# Flounder Rig for sale (Giggamon)



## GIggaMon (Sep 29, 2010)

Hi guys Im selling my boat that ive had for a couple of years now its a 15 foot flat bottom with a 40LB trolling motor 35 horse power Evinrude, I built a treated deck on the front and a ridged rail to keep me from going swimming I have a 400 watt high pressure sodium light mounted in the front which can be seen in the pics at night but since then Ive added two 150 watt high pressure sodium lights on the sides, you can see them in the day pics, I replaced the water pump and foot oil late last season she still pisses like a horse I just recently replaced the bearing in the trailer and new bearing buddys and last season new rims and tires and a spare. The boats old and ugly like me but has had alot of flounder and sheeps head blood in it we have had 3 adults in it and two kids just riding around, GIGGING it does really good with two grown folks maybe one more. Ive been all around dauphin Island, bayou la batre, fort morgan area, Orange Beach nothing wrong what so ever all its missing is a genarator , I live by Big creek lake in west mobile we can take it for spin if anybody want to check it out . thanks Frank Bunkley 251 - 518 - 8500 $2,500 O yeah this is not a boat for your girl friend to lay out on this is a meat boat old ugly and tough lol:thumbsup:


----------



## Flounder9.75 (Sep 28, 2007)

I guess this means you've got your other boat finished and ready to go.


----------



## GIggaMon (Sep 29, 2010)

Flounder9.75 said:


> I guess this means you've got your other boat finished and ready to go.

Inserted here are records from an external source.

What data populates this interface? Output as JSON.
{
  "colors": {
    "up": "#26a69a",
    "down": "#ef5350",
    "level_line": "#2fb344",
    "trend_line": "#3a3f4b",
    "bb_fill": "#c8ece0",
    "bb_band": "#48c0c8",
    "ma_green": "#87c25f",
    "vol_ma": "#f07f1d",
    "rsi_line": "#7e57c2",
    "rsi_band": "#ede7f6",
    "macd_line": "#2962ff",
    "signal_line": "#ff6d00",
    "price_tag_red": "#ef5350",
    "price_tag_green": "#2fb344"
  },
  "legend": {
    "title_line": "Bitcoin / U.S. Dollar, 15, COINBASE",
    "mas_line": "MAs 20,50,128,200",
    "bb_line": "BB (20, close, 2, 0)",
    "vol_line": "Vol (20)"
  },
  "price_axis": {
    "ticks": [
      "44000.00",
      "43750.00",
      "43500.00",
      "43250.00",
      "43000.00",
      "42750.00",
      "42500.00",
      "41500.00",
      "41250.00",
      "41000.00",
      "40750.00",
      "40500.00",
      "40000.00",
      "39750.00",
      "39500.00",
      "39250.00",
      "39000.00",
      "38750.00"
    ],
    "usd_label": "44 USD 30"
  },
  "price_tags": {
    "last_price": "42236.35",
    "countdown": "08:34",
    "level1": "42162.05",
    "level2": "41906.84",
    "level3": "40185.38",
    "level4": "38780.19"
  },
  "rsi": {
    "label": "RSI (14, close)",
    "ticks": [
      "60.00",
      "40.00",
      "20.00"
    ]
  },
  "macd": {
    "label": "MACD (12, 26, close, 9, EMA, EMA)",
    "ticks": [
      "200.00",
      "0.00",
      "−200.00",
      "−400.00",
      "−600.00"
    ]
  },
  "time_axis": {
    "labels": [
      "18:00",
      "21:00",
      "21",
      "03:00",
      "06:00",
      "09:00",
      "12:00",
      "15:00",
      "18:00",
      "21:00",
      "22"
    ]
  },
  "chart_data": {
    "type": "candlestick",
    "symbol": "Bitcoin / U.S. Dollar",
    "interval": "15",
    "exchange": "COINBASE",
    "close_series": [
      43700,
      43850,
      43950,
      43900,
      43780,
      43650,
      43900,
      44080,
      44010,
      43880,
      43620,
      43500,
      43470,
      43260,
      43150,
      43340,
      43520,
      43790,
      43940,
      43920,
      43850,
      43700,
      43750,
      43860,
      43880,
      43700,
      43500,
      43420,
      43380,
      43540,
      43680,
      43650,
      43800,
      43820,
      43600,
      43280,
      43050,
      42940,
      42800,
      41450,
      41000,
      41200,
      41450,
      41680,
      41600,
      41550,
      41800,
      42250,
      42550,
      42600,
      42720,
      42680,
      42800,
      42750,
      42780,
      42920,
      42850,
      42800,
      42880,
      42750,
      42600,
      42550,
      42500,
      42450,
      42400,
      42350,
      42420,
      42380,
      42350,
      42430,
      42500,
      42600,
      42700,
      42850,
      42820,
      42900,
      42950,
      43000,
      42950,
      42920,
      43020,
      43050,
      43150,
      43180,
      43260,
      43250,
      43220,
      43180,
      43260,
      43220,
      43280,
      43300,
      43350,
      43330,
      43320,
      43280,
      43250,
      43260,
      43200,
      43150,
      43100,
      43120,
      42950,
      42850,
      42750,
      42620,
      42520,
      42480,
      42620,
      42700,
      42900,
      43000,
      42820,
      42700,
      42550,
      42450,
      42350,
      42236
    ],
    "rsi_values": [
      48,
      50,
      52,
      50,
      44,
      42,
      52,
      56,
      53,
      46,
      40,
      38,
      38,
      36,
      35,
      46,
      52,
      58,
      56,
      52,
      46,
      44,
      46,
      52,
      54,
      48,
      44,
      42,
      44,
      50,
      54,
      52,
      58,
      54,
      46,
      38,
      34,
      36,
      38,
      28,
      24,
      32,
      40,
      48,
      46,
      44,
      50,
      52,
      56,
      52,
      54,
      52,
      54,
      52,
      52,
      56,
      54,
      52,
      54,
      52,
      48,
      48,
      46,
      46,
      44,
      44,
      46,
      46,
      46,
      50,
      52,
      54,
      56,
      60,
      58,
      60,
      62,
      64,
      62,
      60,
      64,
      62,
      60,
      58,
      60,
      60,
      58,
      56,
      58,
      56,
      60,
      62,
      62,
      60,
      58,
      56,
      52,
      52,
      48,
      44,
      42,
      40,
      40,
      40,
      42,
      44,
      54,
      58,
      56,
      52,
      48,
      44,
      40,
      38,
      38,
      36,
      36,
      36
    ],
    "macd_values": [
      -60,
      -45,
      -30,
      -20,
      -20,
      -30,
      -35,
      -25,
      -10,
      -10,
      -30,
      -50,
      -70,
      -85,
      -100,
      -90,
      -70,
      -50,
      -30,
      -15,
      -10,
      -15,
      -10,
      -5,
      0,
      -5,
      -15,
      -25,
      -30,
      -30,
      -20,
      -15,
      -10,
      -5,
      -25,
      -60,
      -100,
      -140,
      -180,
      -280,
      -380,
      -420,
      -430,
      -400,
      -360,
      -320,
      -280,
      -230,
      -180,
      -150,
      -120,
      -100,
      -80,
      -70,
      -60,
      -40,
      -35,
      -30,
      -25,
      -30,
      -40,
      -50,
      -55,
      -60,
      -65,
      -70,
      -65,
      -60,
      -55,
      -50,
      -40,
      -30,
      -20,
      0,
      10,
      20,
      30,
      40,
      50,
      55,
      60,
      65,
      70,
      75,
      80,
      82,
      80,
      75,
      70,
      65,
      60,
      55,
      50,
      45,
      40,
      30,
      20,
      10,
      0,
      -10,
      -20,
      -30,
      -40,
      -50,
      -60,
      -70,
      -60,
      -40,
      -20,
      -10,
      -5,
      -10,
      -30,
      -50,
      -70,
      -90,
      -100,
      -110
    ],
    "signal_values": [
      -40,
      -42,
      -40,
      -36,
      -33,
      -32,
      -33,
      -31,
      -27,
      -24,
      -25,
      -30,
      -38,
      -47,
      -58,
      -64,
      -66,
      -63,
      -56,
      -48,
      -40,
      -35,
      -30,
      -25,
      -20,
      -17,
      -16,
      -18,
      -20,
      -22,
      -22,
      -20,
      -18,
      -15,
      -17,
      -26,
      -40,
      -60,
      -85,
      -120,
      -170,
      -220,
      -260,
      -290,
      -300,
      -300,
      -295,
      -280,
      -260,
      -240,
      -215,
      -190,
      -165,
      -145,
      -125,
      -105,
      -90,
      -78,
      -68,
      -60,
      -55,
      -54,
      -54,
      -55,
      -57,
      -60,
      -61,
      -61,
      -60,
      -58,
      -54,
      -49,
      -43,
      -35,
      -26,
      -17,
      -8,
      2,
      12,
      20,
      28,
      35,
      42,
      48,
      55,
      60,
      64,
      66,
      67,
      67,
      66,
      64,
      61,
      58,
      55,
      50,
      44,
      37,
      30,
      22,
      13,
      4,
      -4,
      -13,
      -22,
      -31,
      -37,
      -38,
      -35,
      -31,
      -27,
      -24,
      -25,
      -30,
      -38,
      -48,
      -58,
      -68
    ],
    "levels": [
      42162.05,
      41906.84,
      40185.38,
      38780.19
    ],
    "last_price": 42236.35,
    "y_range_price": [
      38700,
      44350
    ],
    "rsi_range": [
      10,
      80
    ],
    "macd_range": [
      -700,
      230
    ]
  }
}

 Nope I need more money to finish it lol and my wife keeps asking me why do you need two boats ? I said just in case lol She said ones got to go.


----------



## Flounder9.75 (Sep 28, 2007)

Tell her you need a backup until your finished or you'll be like me somewhat Boatless


----------



## GIggaMon (Sep 29, 2010)

GIggaMon said:


> Hi guys Im selling my boat that ive had for a couple of years now its a 15 foot flat bottom with a 40LB trolling motor 35 horse power Evinrude, I built a treated deck on the front and a ridged rail to keep me from going swimming I have a 400 watt high pressure sodium light mounted in the front which can be seen in the pics at night but since then Ive added two 150 watt high pressure sodium lights on the sides, you can see them in the day pics, I replaced the water pump and foot oil late last season she still pisses like a horse I just recently replaced the bearing in the trailer and new bearing buddys and last season new rims and tires and a spare. The boats old and ugly like me but has had alot of flounder and sheeps head blood in it we have had 3 adults in it and two kids just riding around, GIGGING it does really good with two grown folks maybe one more. Ive been all around dauphin Island, bayou la batre, fort morgan area, Orange Beach nothing wrong what so ever all its missing is a genarator , I live by Big creek lake in west mobile we can take it for spin if anybody want to check it out . thanks Frank Bunkley 251 - 518 - 8500 $2,500 O yeah this is not a boat for your girl friend to lay out on this is a meat boat old ugly and tough lol:thumbsup:


 Correction 2,200 cash money:thumbup:


----------